Le député du groupe communiste Fabien Roussel ne manque pas d'humour, mais sa démarche est également destinée à alerter le public : le 5 décembre, il a interpellé à la tribune ses confrères de l'Hémicycle en leur expliquant qu'il avait créé une société offshore au cours du weekend pour démontrer l'inanité de la lutte contre l'évasion fiscale.
Après une simple recherche sur un Internet, l'élu a trouvé le site SFM-offshore.com et a aussitôt commencé à créer sa propre entreprise à Gibraltar : «Et là, on peut créer, commander une entreprise en deux minutes, c'est écrit ! Eh bien vous savez quoi, monsieur le ministre ? J'ai créé mon entreprise offshore ce weekend», a-t-il lancé à l'adresse de Gérald Darmanin, ministre de l'Action et des Comptes publics.
Si l'Europe cherche où sont les paradis fiscaux, il suffit d'aller chercher sur ce site.
Puis, il a démontré la simplicité de l'ouverture du compte, glissant au passage une allusion à la liste noire des paradis fiscaux établie par l'Union européenne : «Ensuite, j'ai eu le choix d'enregistrer ma société dans un des 23 paradis fiscaux que me propose cette entreprise – si l'Europe cherche où sont les paradis fiscaux, il suffit d'aller chercher sur ce site. Au choix, c'est écrit : la Suisse, les Bahamas, Hong Kong, Singapour, Gibraltar, le Delaware, etc. Et après j'ai créé mon entreprise. J'ai choisi Gibraltar.»

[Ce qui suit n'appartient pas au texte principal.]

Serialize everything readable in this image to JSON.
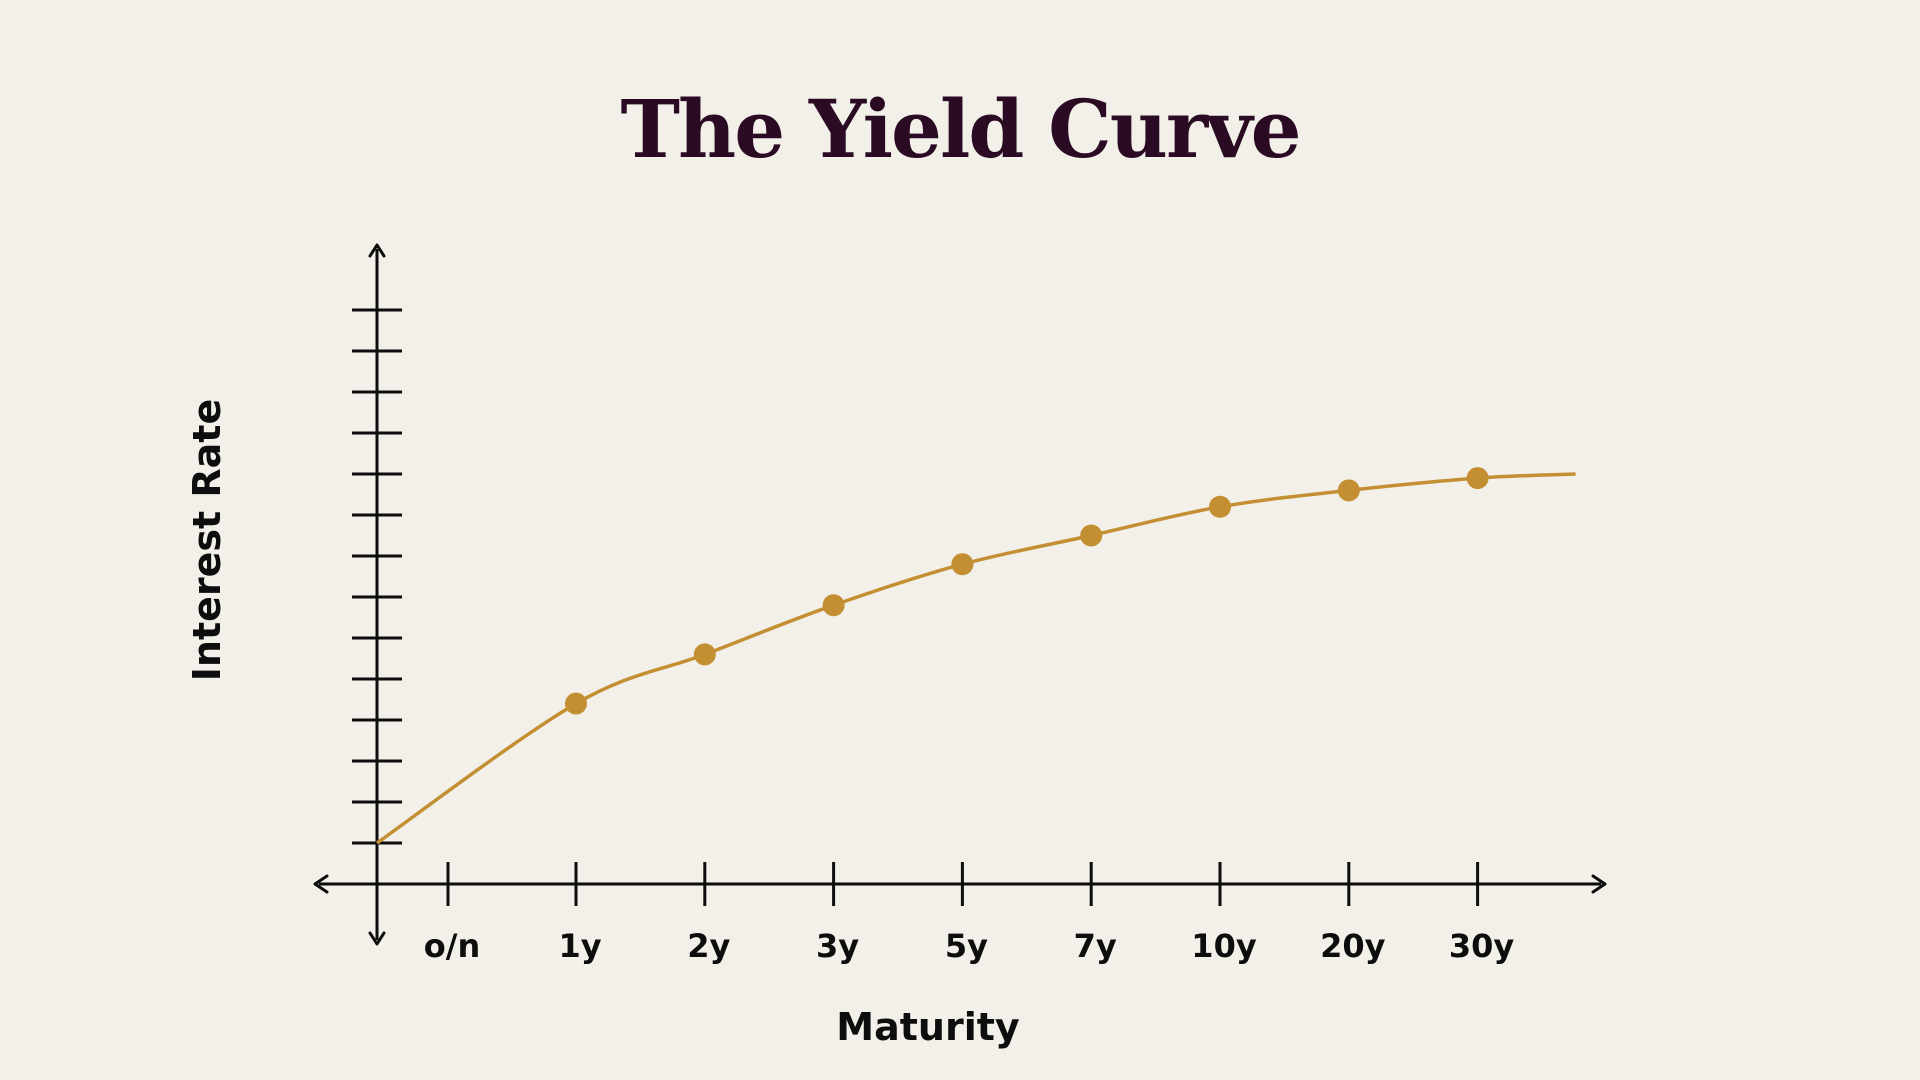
{
  "chart_data": {
    "type": "line",
    "title": "The Yield Curve",
    "xlabel": "Maturity",
    "ylabel": "Interest Rate",
    "categories": [
      "o/n",
      "1y",
      "2y",
      "3y",
      "5y",
      "7y",
      "10y",
      "20y",
      "30y"
    ],
    "series": [
      {
        "values": [
          null,
          4.4,
          5.6,
          6.8,
          7.8,
          8.5,
          9.2,
          9.6,
          9.9
        ]
      }
    ],
    "curve_start_value": 1.0,
    "curve_end_value": 10.0,
    "ylim": [
      0,
      14
    ],
    "y_ticks": [
      1,
      2,
      3,
      4,
      5,
      6,
      7,
      8,
      9,
      10,
      11,
      12,
      13,
      14
    ],
    "show_y_tick_labels": false,
    "grid": false,
    "legend": "none",
    "colors": {
      "series": "#c48f32",
      "axis": "#0d0d0d",
      "title": "#2a0b23",
      "background": "#f2f0e9"
    }
  }
}
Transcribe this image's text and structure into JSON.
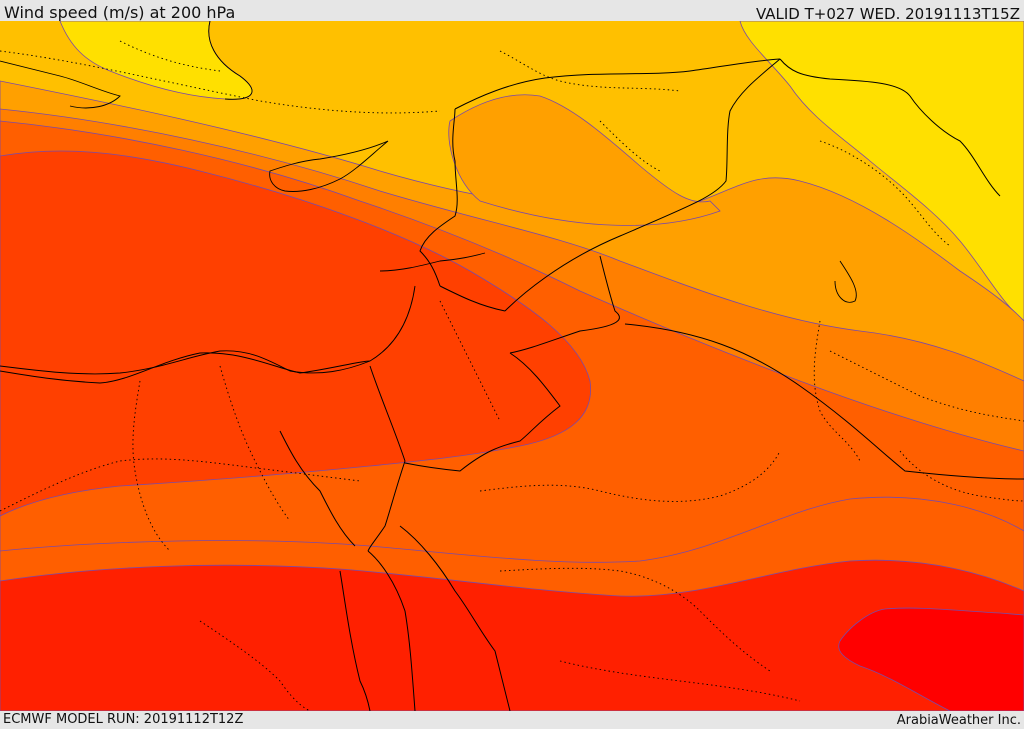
{
  "header": {
    "title": "Wind speed (m/s) at 200 hPa",
    "valid_time": "VALID T+027 WED. 20191113T15Z"
  },
  "footer": {
    "model_run": "ECMWF MODEL RUN: 20191112T12Z",
    "credit": "ArabiaWeather Inc."
  },
  "colors": {
    "band_yellow": "#ffe000",
    "band_light_orange": "#ffc000",
    "band_orange": "#ffa000",
    "band_dark_orange": "#ff7f00",
    "band_red_orange": "#ff5f00",
    "band_red": "#ff4000",
    "band_deep_red": "#ff2000",
    "band_max_red": "#ff0000",
    "contour_line": "#7a4aa8",
    "border_line": "#000000"
  }
}
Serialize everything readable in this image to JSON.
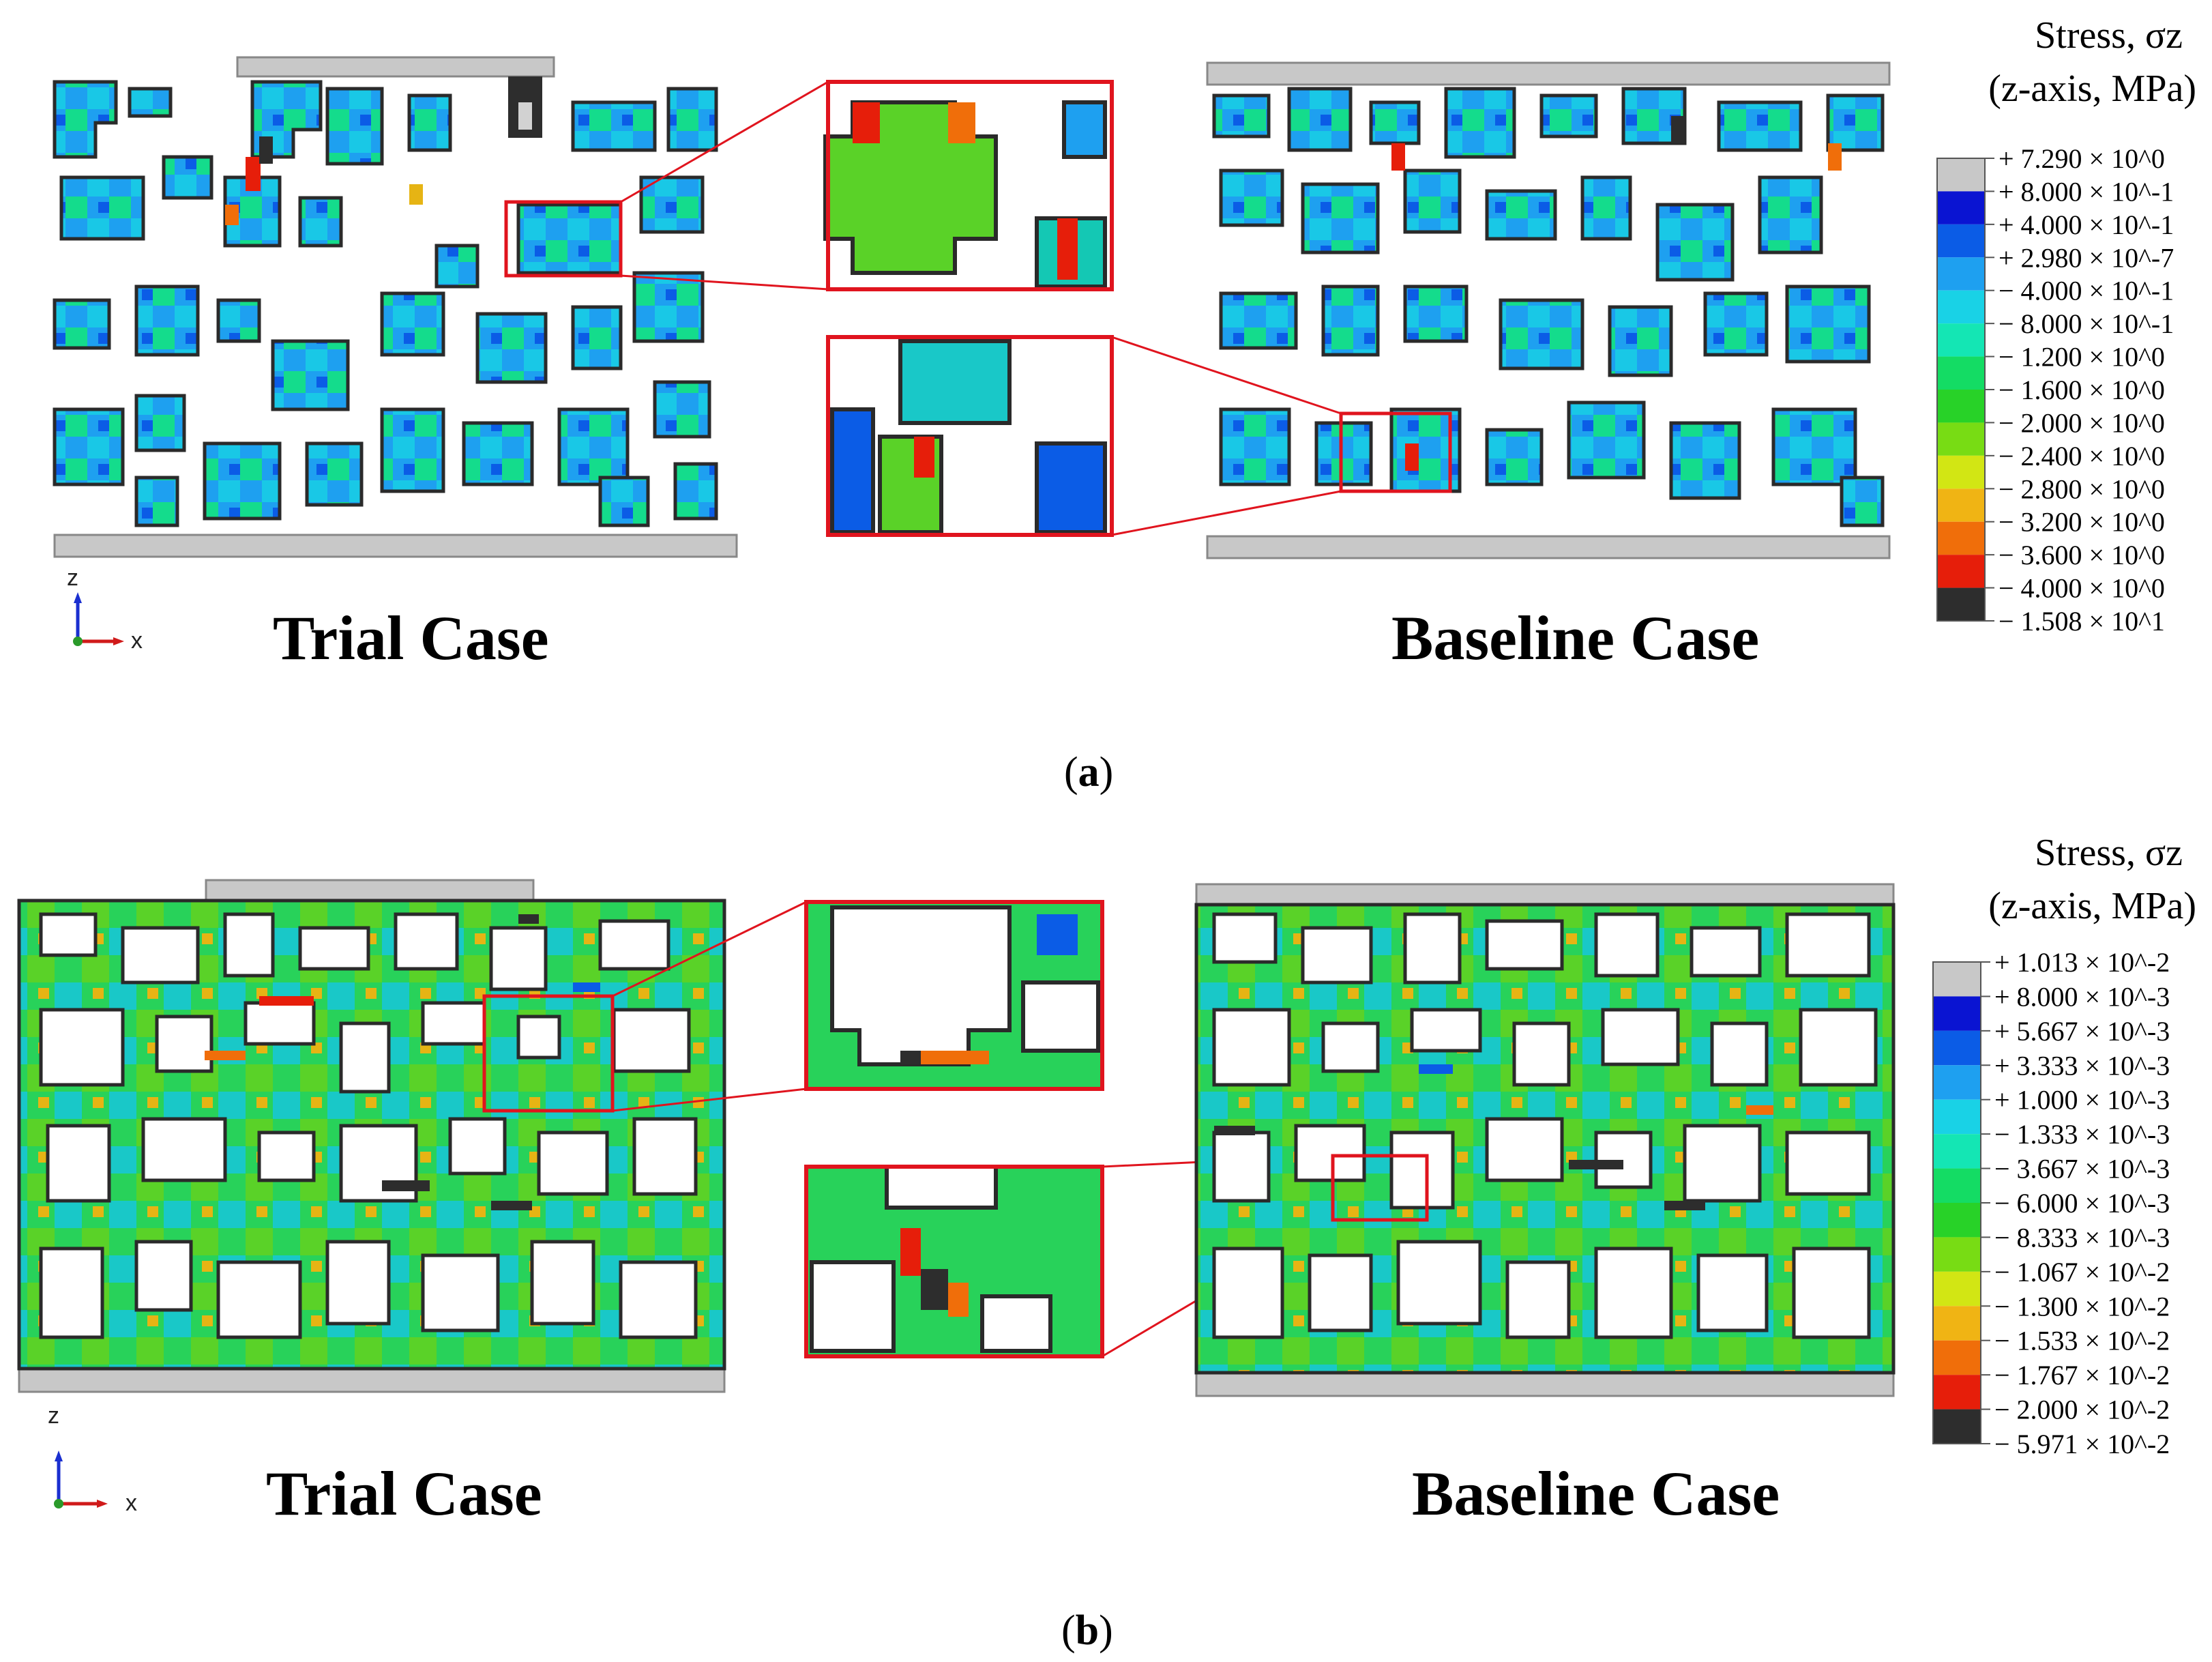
{
  "panels": [
    {
      "id": "a",
      "caption_open": "(",
      "caption_letter": "a",
      "caption_close": ")",
      "trial_label": "Trial Case",
      "baseline_label": "Baseline Case",
      "axis_z": "z",
      "axis_x": "x",
      "legend": {
        "title_line1": "Stress, σz",
        "title_line2": "(z-axis, MPa)",
        "entries": [
          {
            "label": "+ 7.290 × 10^0",
            "color": "#c8c8c8"
          },
          {
            "label": "+ 8.000 × 10^-1",
            "color": "#0a14d2"
          },
          {
            "label": "+ 4.000 × 10^-1",
            "color": "#0b5ce6"
          },
          {
            "label": "+ 2.980 × 10^-7",
            "color": "#1ea0f0"
          },
          {
            "label": "− 4.000 × 10^-1",
            "color": "#19d2e6"
          },
          {
            "label": "− 8.000 × 10^-1",
            "color": "#14e6b4"
          },
          {
            "label": "− 1.200 × 10^0",
            "color": "#14dc64"
          },
          {
            "label": "− 1.600 × 10^0",
            "color": "#28d228"
          },
          {
            "label": "− 2.000 × 10^0",
            "color": "#78dc14"
          },
          {
            "label": "− 2.400 × 10^0",
            "color": "#d2e614"
          },
          {
            "label": "− 2.800 × 10^0",
            "color": "#f0b414"
          },
          {
            "label": "− 3.200 × 10^0",
            "color": "#f06e0a"
          },
          {
            "label": "− 3.600 × 10^0",
            "color": "#e61e0a"
          },
          {
            "label": "− 4.000 × 10^0",
            "color": "#2d2d2d"
          },
          {
            "label": "− 1.508 × 10^1",
            "color": ""
          }
        ]
      }
    },
    {
      "id": "b",
      "caption_open": "(",
      "caption_letter": "b",
      "caption_close": ")",
      "trial_label": "Trial Case",
      "baseline_label": "Baseline Case",
      "axis_z": "z",
      "axis_x": "x",
      "legend": {
        "title_line1": "Stress, σz",
        "title_line2": "(z-axis, MPa)",
        "entries": [
          {
            "label": "+ 1.013 × 10^-2",
            "color": "#c8c8c8"
          },
          {
            "label": "+ 8.000 × 10^-3",
            "color": "#0a14d2"
          },
          {
            "label": "+ 5.667 × 10^-3",
            "color": "#0b5ce6"
          },
          {
            "label": "+ 3.333 × 10^-3",
            "color": "#1ea0f0"
          },
          {
            "label": "+ 1.000 × 10^-3",
            "color": "#19d2e6"
          },
          {
            "label": "− 1.333 × 10^-3",
            "color": "#14e6b4"
          },
          {
            "label": "− 3.667 × 10^-3",
            "color": "#14dc64"
          },
          {
            "label": "− 6.000 × 10^-3",
            "color": "#28d228"
          },
          {
            "label": "− 8.333 × 10^-3",
            "color": "#78dc14"
          },
          {
            "label": "− 1.067 × 10^-2",
            "color": "#d2e614"
          },
          {
            "label": "− 1.300 × 10^-2",
            "color": "#f0b414"
          },
          {
            "label": "− 1.533 × 10^-2",
            "color": "#f06e0a"
          },
          {
            "label": "− 1.767 × 10^-2",
            "color": "#e61e0a"
          },
          {
            "label": "− 2.000 × 10^-2",
            "color": "#2d2d2d"
          },
          {
            "label": "− 5.971 × 10^-2",
            "color": ""
          }
        ]
      }
    }
  ],
  "colors": {
    "inset_border": "#e0141e",
    "platen": "#c8c8c8",
    "particle_outline": "#2a2a2a",
    "axis_z": "#1a2fd0",
    "axis_x": "#d01a1a"
  }
}
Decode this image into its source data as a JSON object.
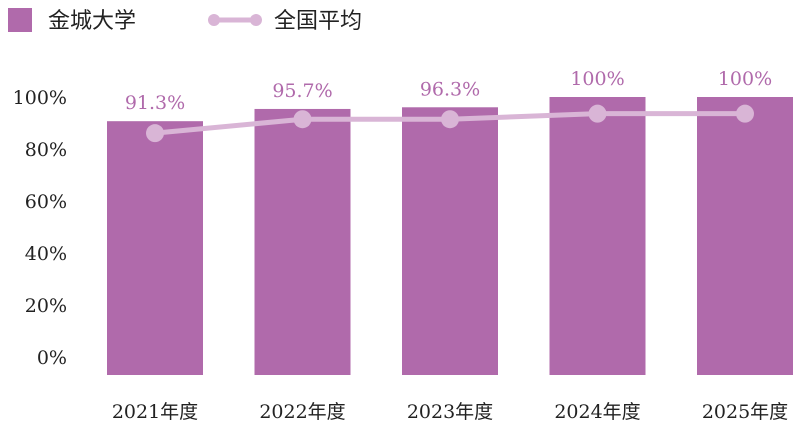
{
  "chart_data": {
    "type": "bar",
    "categories": [
      "2021年度",
      "2022年度",
      "2023年度",
      "2024年度",
      "2025年度"
    ],
    "series": [
      {
        "name": "金城大学",
        "kind": "bar",
        "values": [
          91.3,
          95.7,
          96.3,
          100,
          100
        ],
        "labels": [
          "91.3%",
          "95.7%",
          "96.3%",
          "100%",
          "100%"
        ],
        "color": "#b06aab"
      },
      {
        "name": "全国平均",
        "kind": "line",
        "values": [
          87,
          92,
          92,
          94,
          94
        ],
        "color": "#d9b5d6"
      }
    ],
    "yticks": [
      "0%",
      "20%",
      "40%",
      "60%",
      "80%",
      "100%"
    ],
    "ylim": [
      0,
      100
    ],
    "grid": false,
    "legend_position": "top-left"
  }
}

Président : Gérald Darmanin, actionnaire principale : Amélie de Montchalin, Fabien Roussel aime les blagues bien léchées
Mais Fabien Roussel ne s'est pas arrêté en si bon chemin sur le sentier de la blague : «Il a fallu donner un nom : j'ai créé l'entreprise "ministère des Comptes publics". Il a fallu trouver un directeur et un actionnaire principal ; et là ils vous offrent deux options : ou ils vous nomment l'actionnaire et le directeur mais ça vous coûte plus cher, ou vous le nommez vous-même. Alors j'ai nommé comme directeur monsieur Gérald Darmanin, comme actionnaire principal madame Amélie de Montchalin [députée LREM spécialiste des finances], à 51% de l'entreprise.»
Le député du Nord n'a finalement pas poussé la démonstration jusqu'au bout et s'est arrêté avant de créditer la société dont il venait de préparer les statuts en ligne. Mais qu'importe, le message est passé : «Voilà la réalité de ce type de scandale fiscal, accessible à tous en un clic sur Internet, pour toute entreprise, pour tout contribuable français. Quand est-ce que l'on va s'attaquer véritablement à cette délinquance en col blanc, cette délinquance fiscale qui provoque des trous dans nos comptes publics ? [...] C'est un véritable scandale dans un pays civilisé !» a-t-il conclu.
Les Paradise Papers n'ont pas fini de faire parler d'eux
Le 5 novembre, un consortium réunissant 96 médias avait révélé les circuits d'optimisation fiscale qui seraient utilisés par les «super-riches». Il était aussi question d'une centaine de multinationales, dont Nike, Apple et Uber dans cette enquête baptisée «Paradise Papers». A l'appui de ces révélations : la fuite de 13,5 millions de documents financiers, provenant notamment d'un cabinet international d'avocats basé aux Bermudes, Appleby.